I have been accused of intentionally imposing my liberal agenda onto my child and making her transgender by showing her movies with powerful female leads, by not simply saying “no,” and by not forcing her into social systems where she would be beaten and bullied into masculinity. What parent would wish this hard life on their child? Too many powerful female lead roles in Hollywood (sarcasm) didn’t cause this. You can’t discipline and shame the gender variance away any more than you can shame the gay away (reparative therapy has proven to be an utter failure in efficacy and ethics). The thing is, you can’t parent it away because it’s not a choice and you can’t cure it because it’s not a pathology. It’s a diversity. So either come bearing glitter or don’t come at all because I’m done allowing people to rain on my kid’s pride parade.

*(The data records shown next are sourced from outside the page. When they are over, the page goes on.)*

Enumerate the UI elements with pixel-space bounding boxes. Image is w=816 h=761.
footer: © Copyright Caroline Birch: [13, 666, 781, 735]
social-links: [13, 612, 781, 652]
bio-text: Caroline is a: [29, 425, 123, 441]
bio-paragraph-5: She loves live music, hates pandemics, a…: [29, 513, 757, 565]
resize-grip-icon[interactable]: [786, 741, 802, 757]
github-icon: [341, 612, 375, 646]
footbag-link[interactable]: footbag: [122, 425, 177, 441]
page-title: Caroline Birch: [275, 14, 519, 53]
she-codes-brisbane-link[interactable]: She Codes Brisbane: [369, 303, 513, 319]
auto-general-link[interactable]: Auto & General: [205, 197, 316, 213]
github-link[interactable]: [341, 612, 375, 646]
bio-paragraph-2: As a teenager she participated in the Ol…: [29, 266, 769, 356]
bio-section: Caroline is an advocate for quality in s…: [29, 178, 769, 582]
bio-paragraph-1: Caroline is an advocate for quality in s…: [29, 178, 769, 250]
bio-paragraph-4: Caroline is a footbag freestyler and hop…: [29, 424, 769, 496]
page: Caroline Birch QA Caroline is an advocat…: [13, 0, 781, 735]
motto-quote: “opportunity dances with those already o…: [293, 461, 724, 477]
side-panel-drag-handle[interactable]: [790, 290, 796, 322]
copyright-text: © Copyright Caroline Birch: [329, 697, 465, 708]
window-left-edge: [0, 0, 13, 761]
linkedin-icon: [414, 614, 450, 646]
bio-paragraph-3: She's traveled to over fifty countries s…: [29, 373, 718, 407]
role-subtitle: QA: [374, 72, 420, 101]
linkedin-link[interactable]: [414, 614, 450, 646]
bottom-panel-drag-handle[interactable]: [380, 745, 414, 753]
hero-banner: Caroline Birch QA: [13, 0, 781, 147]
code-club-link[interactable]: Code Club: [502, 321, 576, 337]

The truth is that we see a genetic (identical twins are more likely to share gender variance than fraternal), brain-biologic (brain scans show a trans women’s brain looks more like a biological women’s brain than a man’s brain), and utero-environmental (lower levels of testosterone in the womb of trans women and higher levels of testosterone in the womb of trans men) component when we seek the source of the gender issue. It’s a complex web where nature, nurture, and culture intersect. I made this child so one piece to my grief is guilt. If you want to say it’s my fault, go right ahead. I’ll take credit for this wonderful human being any day of the week. Regardless of the cause, the reality is that genders beyond the binary are natural and can be found throughout the world and throughout time (the Torah, Native Americans, Samoans, etc.), often within cultures that honored and celebrated their value. My child was assigned male at birth but knows herself to be female. I see that, I honor it, and I’m going to celebrate it.
The path forward can feel messy, confusing, lonely, and hard. We’re used to walking the path less traveled (attachment parenting, unschooling, etc.) but this generation of gender diverse youth are pioneers on the front wave. While this elicits some optimism, gratitude, and excitement, it’s more rational fear. I played Oregon Trail on floppy disk – I watched most of those pioneers die. The heart of our rebelliousness has always been a return to trusting our nature and intuition. My mama heart and well-informed mind are telling me this gender piece can fit nicely. My kid loves and trusts herself. I love and trust my kid. We move forward together.
This is her body, her identity, and her life. It’s my job to love and support her. You see, gentle, respectful, collaborative parenting doesn’t fail you when the road gets rocky – it carries you through. While I’ve been struggling on the inside, my kid has not at all. She has every confidence – knows through and through to the core of her being – that she is loved, accepted, and supported and we will follow her lead as she is ready to step forward throughout her life in whatever directions feel most authentic for her. She is determined to be her best self and live her best life and grateful to have us by her side. We’re still in harmonious connection – all 5 of us – as we transition to a family of 1 mama bear, 1 papa bear, 2 man cubs, and 1 sister bear who will henceforth be addressed with she/her pronouns.